Skiing takes a lot out of the body for beginners and even well-seasoned skiers. It requires the full body to be well adapted and ready for the harsh conditions of the slopes.
The Quadriceps are one of the most used muscle groups within skiing because they hold you in position and provide protection for your knees whilst you ski. Your Hamstrings and Glutes play a major role in holding your body in a leant forwards position from the hips. Therefore, to be able to produce top speeds theses muscles must be on their best form. Keeping your skis facing forwards is a hard feat, let alone being able to steer them.
The muscles on your inner and outer thighs (Abductors and Adductors) will be working overtime to maintain a stable position while on the slopes and make steering just that little bit easier!
Another muscle group to help keep you standing and stable are you calves. The Gastrocnemius and Soleus are constantly working while skiing as your knees are bent, so they must work in order to prevent you from falling over. If you are like me and come out of the boot room at the end of the day feeling like your legs have had a beating, then you might want to strengthen all of these muscles to make it feel just that little bit easier!
However, you can’t forget your Abdominals and Back muscles. From staying in a straight, bent over state most of the day, your back will be under constant tension to stop from curling over like a turtle shell. The main muscles used to prevent this and protect the spine are your Abs. They work harder than any other muscles to hold your body in the correct position. Do not abandon them!
If you’re like me and can’t go without hitting the fresh new powder or are a complete beginner taking their first steps onto the slopes then look no further for your top 5 exercises to help you shred, carve and speed down the mountains.
Banded Pump Squats
1) Start off with your feet just past shoulder width and toes slightly turned out.
2) Squat down to parallel, pushing your knees into the band and keeping your knees in line with your second toe.
3) From here take small pulses up and down 20 times, keeping the tension on the band.
If you don’t have access to a resistance band, you can still perform these without. If you find them too easy a weight can also be added to make it more of a challenge.
Slide Lunges (These can be performed forwards and sideways).
1) Stand with one leg on a flat surface (Wooden floor/slide board) surface and the other on a sack or a slide apparatus
2) Keeping most of your weight in the heel of your static leg, allow your back leg to slide outwards while lowering your body
3) Make sure there is a bend in the sliding leg.
4) At the bottom, push through your heel and try and squeeze your legs together by driving your hips through and stand up straight. (Squeeze your glutes!)
• 8-12 reps on each leg
Single leg RDL’s
1) Stand balancing on one leg, with a kettle bell in the opposite hand in front of your thigh.
2) Sit your hips back like it is being pulled by a rope. Allowing your standing leg to have a slight knee bend and free leg to stay in a straight line with the body.
3) Bend at your hips and keep your back straight, allowing the kettle bell to reach shin-height (dependant on your hamstring flexibility).

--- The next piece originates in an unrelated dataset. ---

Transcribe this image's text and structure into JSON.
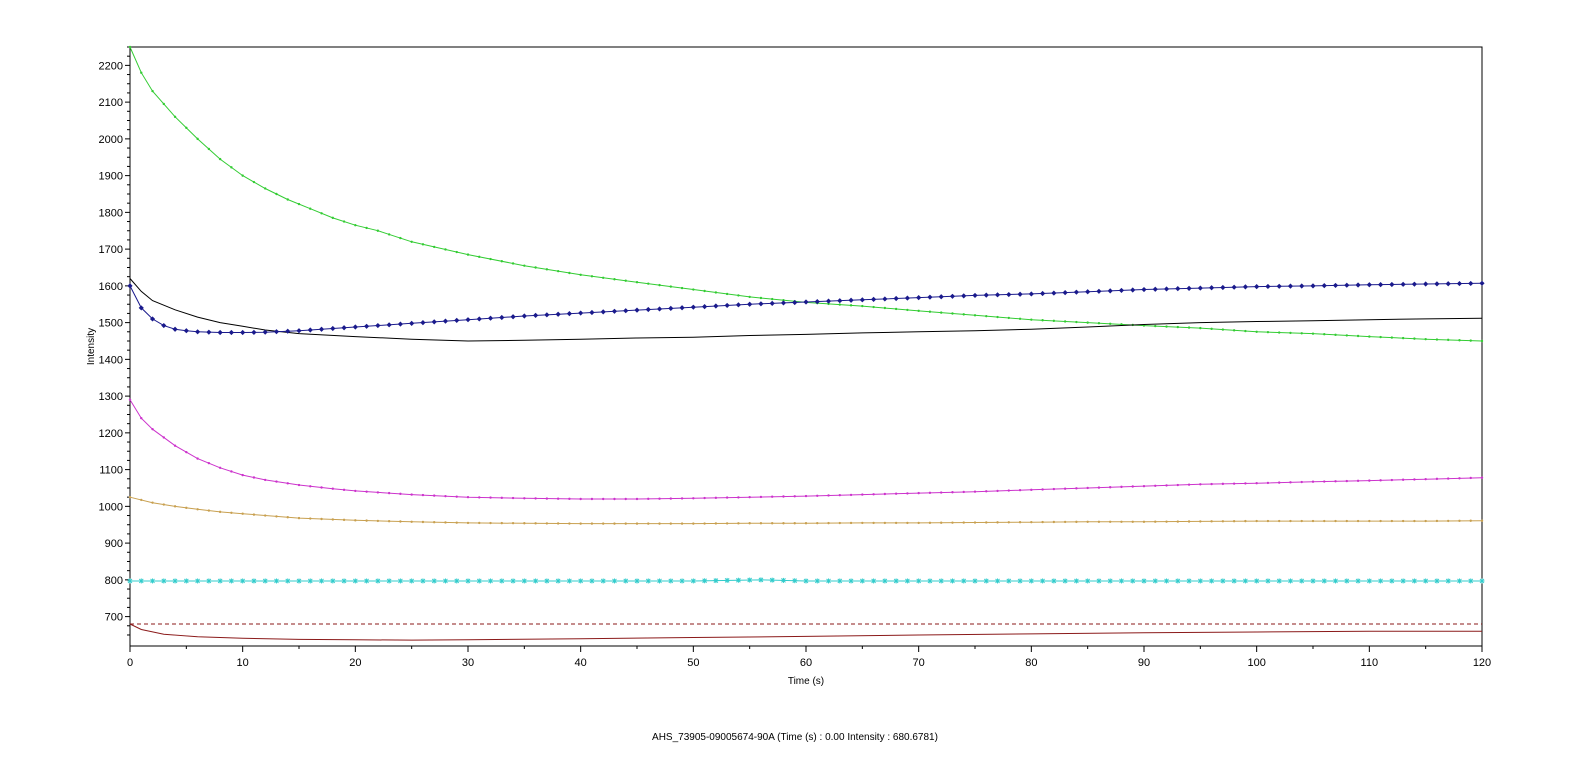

4) Maintaining your weight through your heel, drive your hips forward to return to your start position.
• 8-12 reps on each leg
If you don’t have access to a kettle bell, a weighted object such as a water bottle can be used instead!
1) Using a step, lower your heels down until you feel a stretch in your calves.
2) Push up onto your toes.
3) Slowly lower yourself down back to the start position.
• 10-15 reps each way. These can be done with straight and bent legs to allow for activation of the two calf muscles; Gastrocnemius (straight) and Soleus (bent).
Med ball wood chops
1) With the weight of your choice, create a secure base with your feet planted shoulder width apart and a slight bend in your knees.
2) To perform the chop, bring the ball overhead to one side. Make sure you do not create an arch in your back, to do this engage your core and glutes.
3) Quickly bring the med ball down and across your body without letting go.
4) Alternate sides, and the direction of your chop to achieve a full core and back exercise.
• 8–12 reps each direction and side.
Have fun incorporating these into your exercise routines and stay safe on the slopes! Happy skiing!